In the previous blog, I sampled sequences for a range of shape parameter values that seemed reasonable in my experience. However, the model assumes an exponential prior distribution over the shape parameters with mean 1, so arguably, that information is sufficient to draw shape values from. In this study, we will

  1. sample 100 values of the shape parameter from this prior distribution,
  2. sample an alignment with 10.000 characters using 4 gamma categories and one of the sampled shape paramter values
  3. run the analysis on the sampled data
  4. record the estimate of the shape parameter
  5. create a plot of sampled against estimated shape values

Let’s get started with BEASTShell. The easiest way to create scripts is using BEASTStudio, the BEASTShell GUI. First, we import a bunch of packages we are going to need.

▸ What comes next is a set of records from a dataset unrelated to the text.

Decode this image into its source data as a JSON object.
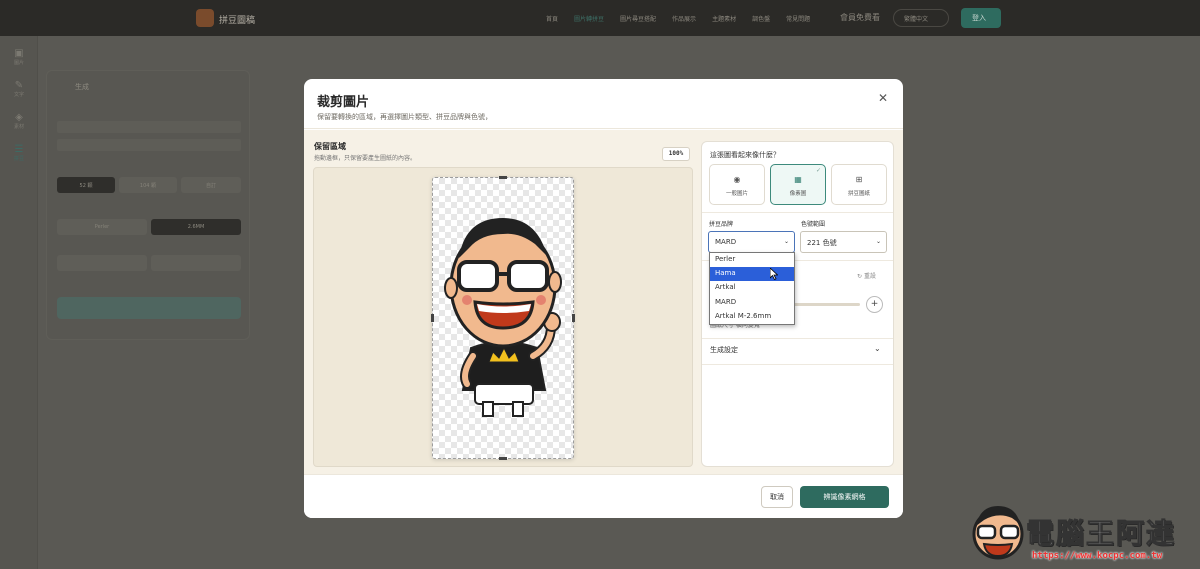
{
  "app": {
    "name": "拼豆圖稿",
    "nav": [
      "首頁",
      "圖片轉拼豆",
      "圖片尋豆搭配",
      "作品展示",
      "主題素材",
      "調色盤",
      "常見問題"
    ],
    "nav_vip": "會員免費看",
    "lang": "繁體中文",
    "login": "登入"
  },
  "sidebar": [
    "圖片",
    "文字",
    "素材",
    "拼豆"
  ],
  "panel": {
    "title": "生成",
    "chips": [
      "52 顆",
      "104 顆",
      "自訂",
      "Perler",
      "2.6MM"
    ]
  },
  "modal": {
    "title": "裁剪圖片",
    "subtitle": "保留要轉換的區域，再選擇圖片類型、拼豆品牌與色號，",
    "crop": {
      "title": "保留區域",
      "hint": "拖動邊框，只保留要產生圖紙的內容。",
      "zoom": "100%"
    },
    "question": "這張圖看起來像什麼？",
    "types": [
      {
        "label": "一般圖片",
        "icon": "camera-icon",
        "selected": false
      },
      {
        "label": "像素圖",
        "icon": "grid-icon",
        "selected": true
      },
      {
        "label": "拼豆圖紙",
        "icon": "pattern-icon",
        "selected": false
      }
    ],
    "brand": {
      "label": "拼豆品牌",
      "value": "MARD",
      "options": [
        "Perler",
        "Hama",
        "Artkal",
        "MARD",
        "Artkal M-2.6mm"
      ],
      "hovered": "Hama"
    },
    "color_range": {
      "label": "色號範圍",
      "value": "221 色號"
    },
    "reset": "重設",
    "size_note": "圖紙尺寸 橫向變寬",
    "gen_settings": "生成設定",
    "cancel": "取消",
    "confirm": "辨識像素網格"
  },
  "watermark": {
    "text": "電腦王阿達",
    "url": "https://www.kocpc.com.tw"
  },
  "colors": {
    "accent": "#2e6b5f",
    "select_focus": "#4b74b8",
    "hover": "#2b5fd9"
  }
}
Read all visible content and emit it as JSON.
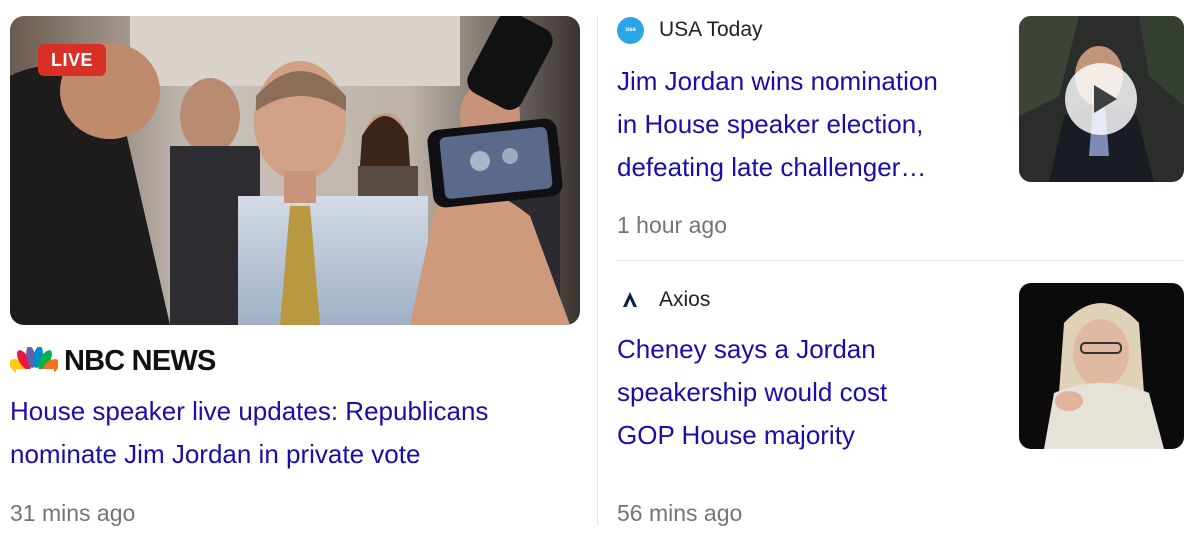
{
  "main_story": {
    "badge": "LIVE",
    "source": "NBC NEWS",
    "headline_line1": "House speaker live updates: Republicans",
    "headline_line2": "nominate Jim Jordan in private vote",
    "time": "31 mins ago",
    "image_icon": "press-scrum-photo"
  },
  "story_2": {
    "source": "USA Today",
    "logo_icon": "usa-today-logo-icon",
    "headline_line1": "Jim Jordan wins nomination",
    "headline_line2": "in House speaker election,",
    "headline_line3": "defeating late challenger…",
    "time": "1 hour ago",
    "thumb_icon": "video-play-icon"
  },
  "story_3": {
    "source": "Axios",
    "logo_icon": "axios-logo-icon",
    "headline_line1": "Cheney says a Jordan",
    "headline_line2": "speakership would cost",
    "headline_line3": "GOP House majority",
    "time": "56 mins ago"
  },
  "colors": {
    "link": "#1a0dab",
    "live": "#d93025",
    "meta": "#70757a"
  }
}
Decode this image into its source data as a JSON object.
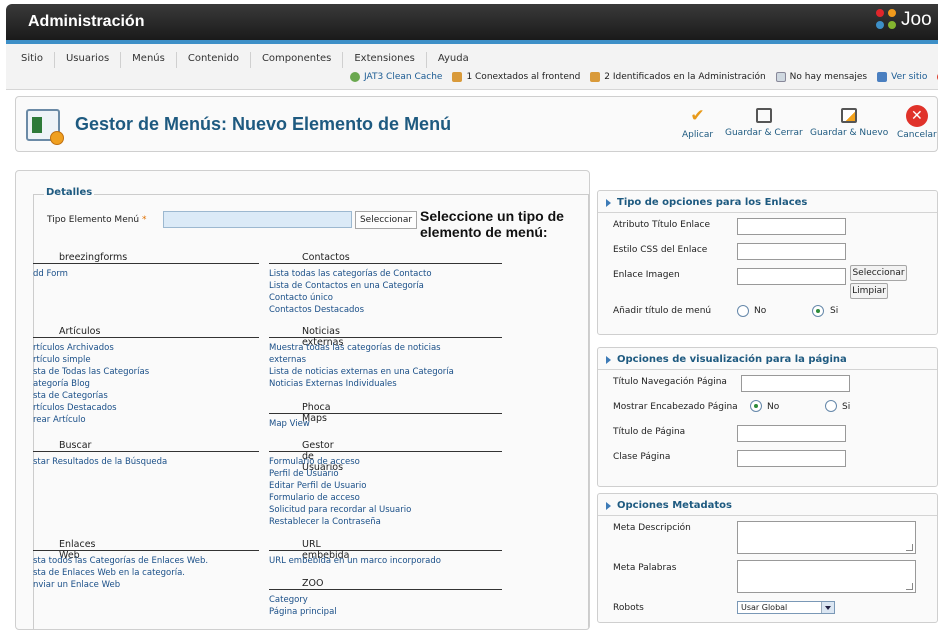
{
  "header": {
    "title": "Administración",
    "logo_text": "Joo"
  },
  "menu": [
    "Sitio",
    "Usuarios",
    "Menús",
    "Contenido",
    "Componentes",
    "Extensiones",
    "Ayuda"
  ],
  "status": {
    "cache": "JAT3 Clean Cache",
    "frontend": "1 Conextados al frontend",
    "admin": "2 Identificados en la Administración",
    "messages": "No hay mensajes",
    "site": "Ver sitio"
  },
  "toolbar": {
    "title": "Gestor de Menús: Nuevo Elemento de Menú",
    "apply": "Aplicar",
    "save_close": "Guardar & Cerrar",
    "save_new": "Guardar & Nuevo",
    "cancel": "Cancelar"
  },
  "details": {
    "legend": "Detalles",
    "type_label": "Tipo Elemento Menú",
    "required_mark": "*",
    "select_button": "Seleccionar",
    "select_message": "Seleccione un tipo de elemento de menú:"
  },
  "groups": {
    "breezingforms": {
      "title": "breezingforms",
      "items": [
        "dd Form"
      ]
    },
    "contactos": {
      "title": "Contactos",
      "items": [
        "Lista todas las categorías de Contacto",
        "Lista de Contactos en una Categoría",
        "Contacto único",
        "Contactos Destacados"
      ]
    },
    "articulos": {
      "title": "Artículos",
      "items": [
        "rtículos Archivados",
        "rtículo simple",
        "sta de Todas las Categorías",
        "ategoría Blog",
        "sta de Categorías",
        "rtículos Destacados",
        "rear Artículo"
      ]
    },
    "noticias": {
      "title": "Noticias externas",
      "items": [
        "Muestra todas las categorías de noticias",
        "externas",
        "Lista de noticias externas en una Categoría",
        "Noticias Externas Individuales"
      ]
    },
    "phoca": {
      "title": "Phoca Maps",
      "items": [
        "Map View"
      ]
    },
    "buscar": {
      "title": "Buscar",
      "items": [
        "star Resultados de la Búsqueda"
      ]
    },
    "usuarios": {
      "title": "Gestor de Usuarios",
      "items": [
        "Formulario de acceso",
        "Perfil de Usuario",
        "Editar Perfil de Usuario",
        "Formulario de acceso",
        "Solicitud para recordar al Usuario",
        "Restablecer la Contraseña"
      ]
    },
    "enlaces": {
      "title": "Enlaces Web",
      "items": [
        "sta todos las Categorías de Enlaces Web.",
        "sta de Enlaces Web en la categoría.",
        "nviar un Enlace Web"
      ]
    },
    "url": {
      "title": "URL embebida",
      "items": [
        "URL embebida en un marco incorporado"
      ]
    },
    "zoo": {
      "title": "ZOO",
      "items": [
        "Category",
        "Página principal"
      ]
    }
  },
  "link_options": {
    "title": "Tipo de opciones para los Enlaces",
    "title_attr_label": "Atributo Título Enlace",
    "css_label": "Estilo CSS del Enlace",
    "image_label": "Enlace Imagen",
    "select_button": "Seleccionar",
    "clear_button": "Limpiar",
    "add_title_label": "Añadir título de menú",
    "radio_no": "No",
    "radio_yes": "Si",
    "add_title_selected": "Si"
  },
  "page_display": {
    "title": "Opciones de visualización para la página",
    "nav_title_label": "Título Navegación Página",
    "show_heading_label": "Mostrar Encabezado Página",
    "radio_no": "No",
    "radio_yes": "Si",
    "show_heading_selected": "No",
    "page_title_label": "Título de Página",
    "page_class_label": "Clase Página"
  },
  "metadata": {
    "title": "Opciones Metadatos",
    "description_label": "Meta Descripción",
    "keywords_label": "Meta Palabras",
    "robots_label": "Robots",
    "robots_value": "Usar Global"
  },
  "colors": {
    "accent": "#1e5a80",
    "link": "#1a4f88",
    "topbar": "#1a1a1a",
    "bluebar": "#3d8fc7"
  }
}
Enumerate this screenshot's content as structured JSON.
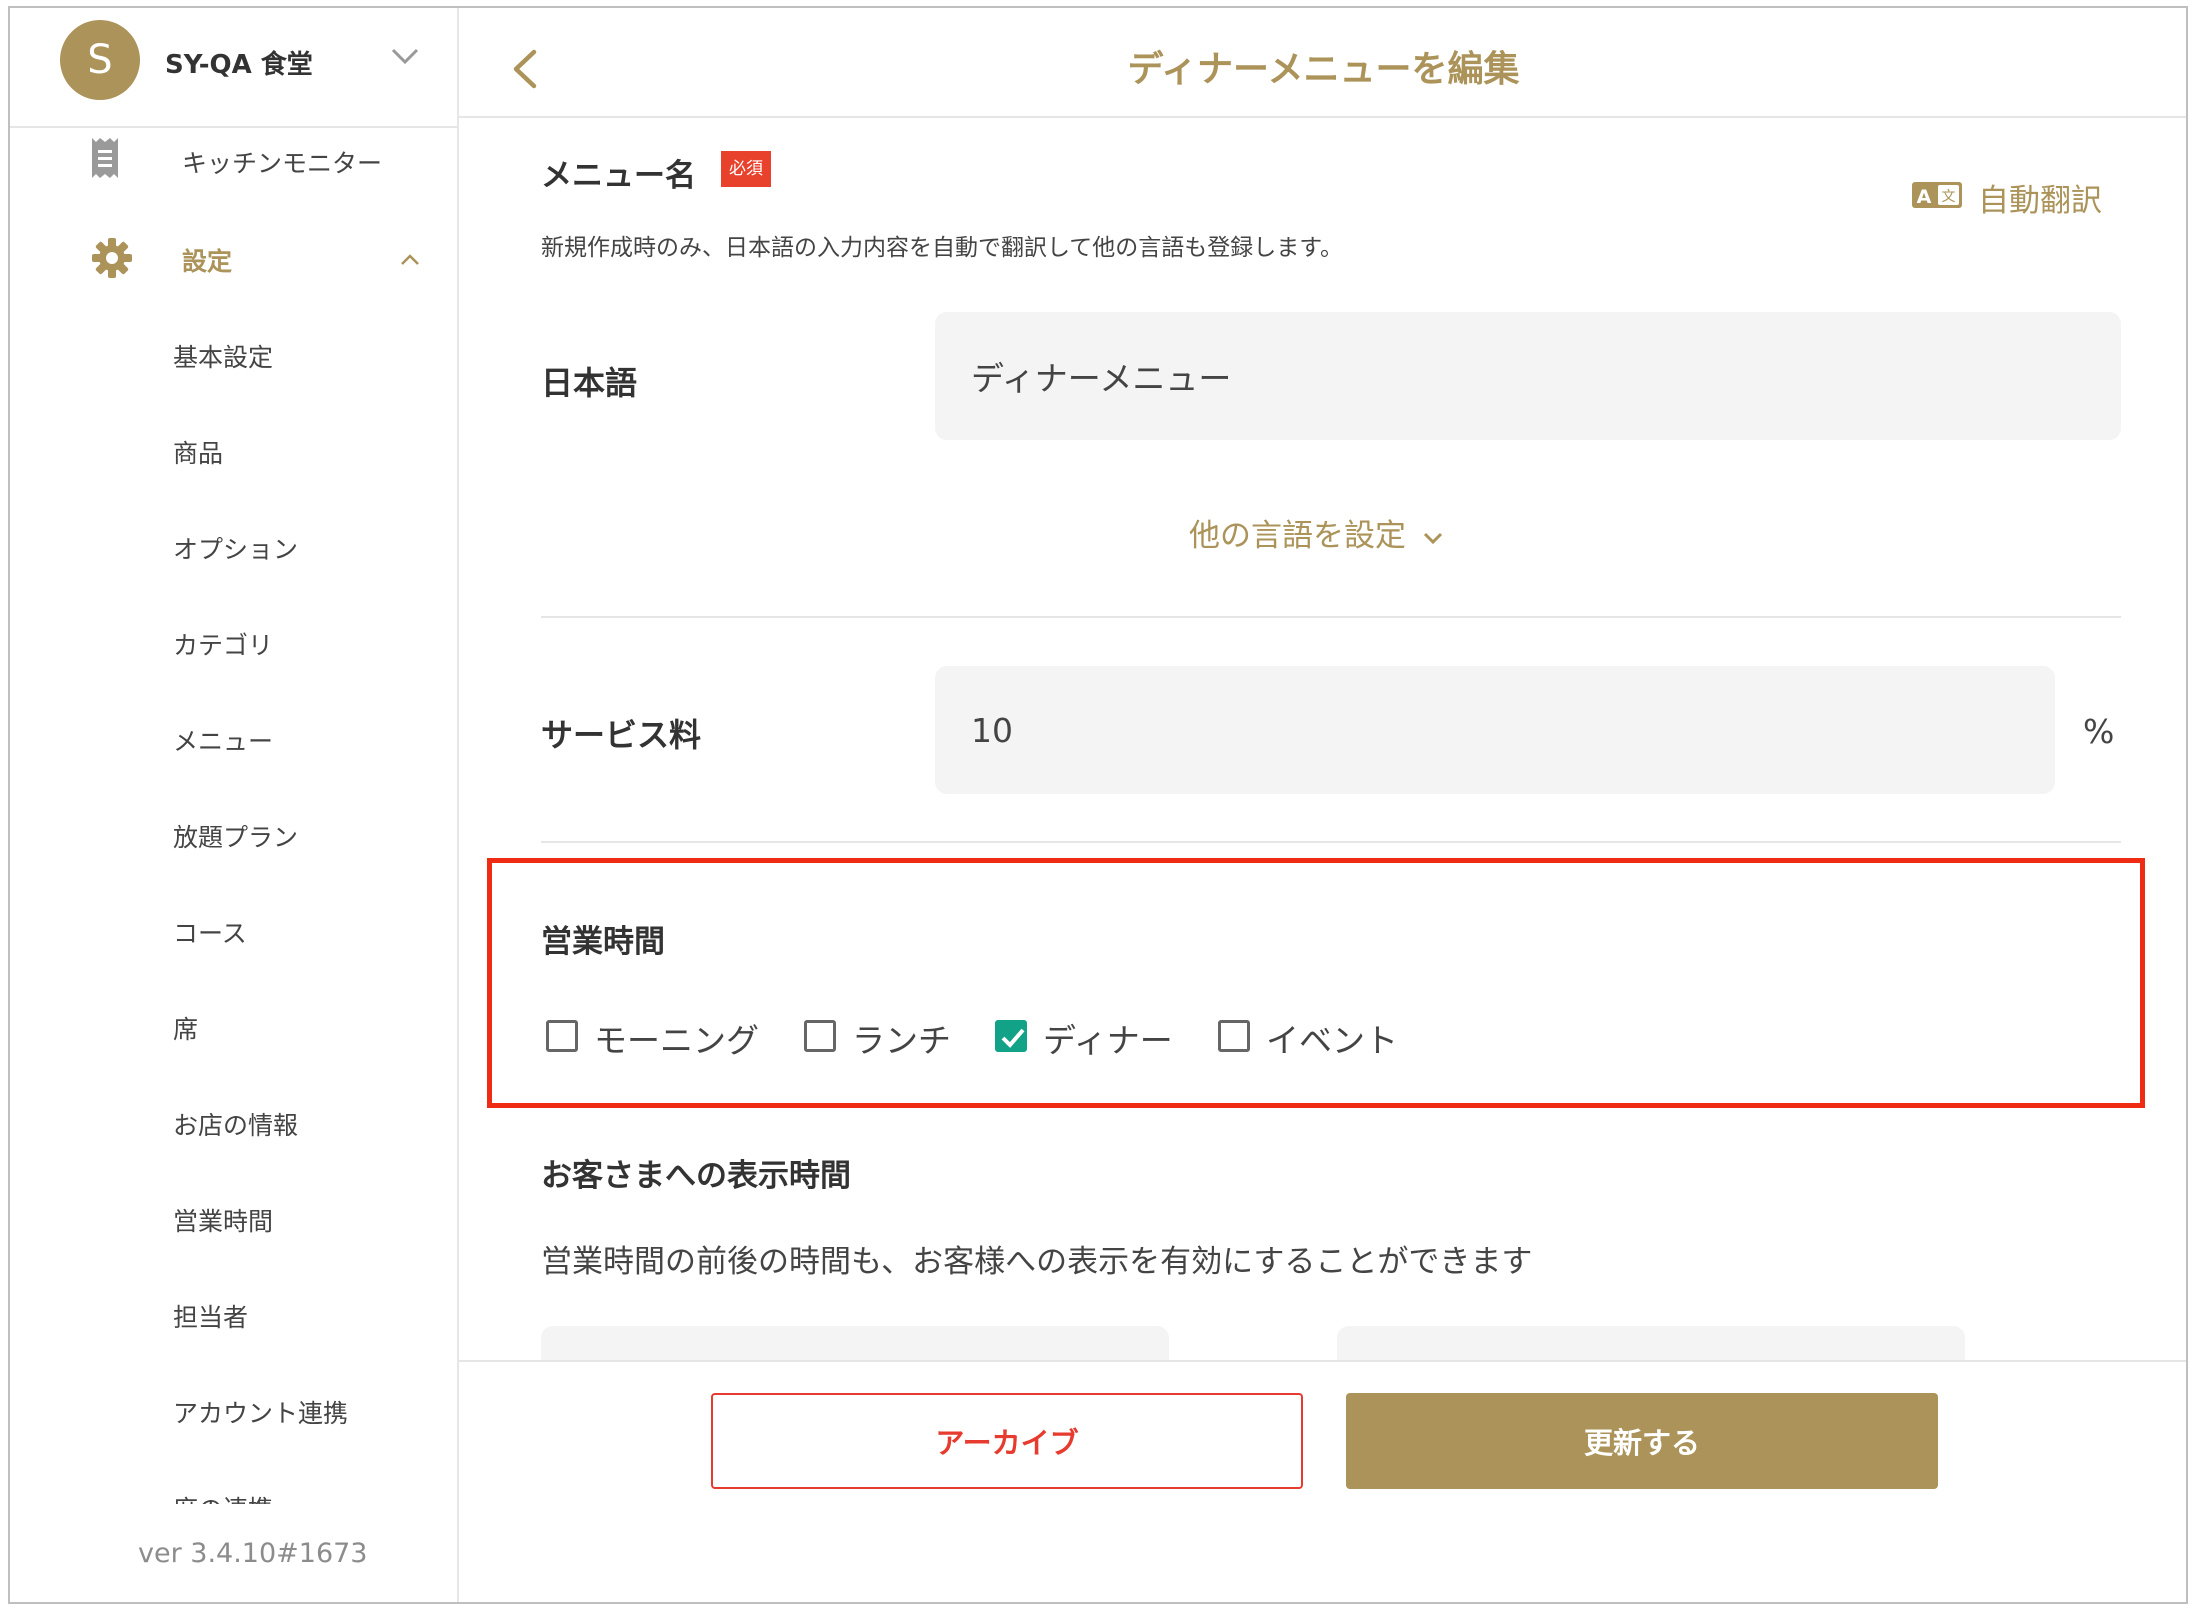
{
  "sidebar": {
    "store_initial": "S",
    "store_name": "SY-QA 食堂",
    "kitchen_monitor": "キッチンモニター",
    "settings": "設定",
    "items": [
      {
        "label": "基本設定"
      },
      {
        "label": "商品"
      },
      {
        "label": "オプション"
      },
      {
        "label": "カテゴリ"
      },
      {
        "label": "メニュー"
      },
      {
        "label": "放題プラン"
      },
      {
        "label": "コース"
      },
      {
        "label": "席"
      },
      {
        "label": "お店の情報"
      },
      {
        "label": "営業時間"
      },
      {
        "label": "担当者"
      },
      {
        "label": "アカウント連携"
      },
      {
        "label": "席の連携"
      }
    ],
    "version": "ver 3.4.10#1673"
  },
  "header": {
    "title": "ディナーメニューを編集"
  },
  "menu_name": {
    "label": "メニュー名",
    "required_badge": "必須",
    "auto_translate": "自動翻訳",
    "help": "新規作成時のみ、日本語の入力内容を自動で翻訳して他の言語も登録します。",
    "japanese_label": "日本語",
    "japanese_value": "ディナーメニュー",
    "other_languages": "他の言語を設定"
  },
  "service_fee": {
    "label": "サービス料",
    "value": "10",
    "unit": "%"
  },
  "business_hours": {
    "label": "営業時間",
    "options": [
      {
        "label": "モーニング",
        "checked": false
      },
      {
        "label": "ランチ",
        "checked": false
      },
      {
        "label": "ディナー",
        "checked": true
      },
      {
        "label": "イベント",
        "checked": false
      }
    ]
  },
  "display_time": {
    "label": "お客さまへの表示時間",
    "description": "営業時間の前後の時間も、お客様への表示を有効にすることができます"
  },
  "footer": {
    "archive_label": "アーカイブ",
    "update_label": "更新する"
  },
  "colors": {
    "accent": "#ab9359",
    "danger": "#e63b2e",
    "highlight": "#ef2b14",
    "check": "#12a288"
  }
}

BEASTShell already loads a nuber of packages (javax.swing.event, javax.swing, java.awt.event, java.awt,java.net, ava.util,java.io, and java.lang) which makse it easy to create standard class instances.

import beast.evolution.substitutionmodel.*;
import beast.evolution.sitemodel.*;
import beast.evolution.alignment.*;
import beast.util.*;
import beast.core.*;
import com.xeiam.xchart.*;
import beast.app.shell.*;

First, we draw gamma shape from the prior (exp(1.0))

shapes = rexp(100, 1.0);
estimate = new ArrayList();

Newx, we set up a model to draw samples from

data = new Alignment(
		sequence=new Sequence(taxon="human",value="?"),
		sequence=new Sequence(taxon="bonobo",value="?"),
		sequence=new Sequence(taxon="chimp",value="?")
tree = new beast.util.TreeParser(newick="(human:0.2,(chimp:0.15,bonobo:0.15):0.05)", taxa=data, IsLabelledNewick=true);
hky = new HKY(kappa="5.0", frequencies=new Frequencies(data=data));
clockmodel = new beast.evolution.branchratemodel.StrictClockModel("1.0");

For each of the shape values (shape0 in the following), we set up a site model with gamma shape parameter

	sitemodel = new SiteModel(gammaCategoryCount=4, substModel=hky, shape=""+shape0);

Then, we specify which XML analysis, (we prepared in the previous blog) we want to use to analyse the generated alignment, using

	mergewith = new beast.app.seqgen.MergeDataWith(template="analysis.xml", output="analysis-out.xml");

Now, we have all the components ready to set up the sequence simulator:

	sim = new beast.app.seqgen.SequenceSimulator(data=data, tree=tree, sequencelength=10000, outputFileName="gammaShapeSequence.xml", siteModel=sitemodel, branchRateModel=clockmodel, merge=mergewith);

This produces gammaShapeSequence.xml and merge it with analysis.xml to get analysis-out.xml. Now we can run the analysis using:

	mcmc = (new XMLParser()).parseFile(new File("analysis-out.xml"));

After this finished in a minute or so, we grab estimates from the analysis using the LogAnalyser, and store it in the estimate list.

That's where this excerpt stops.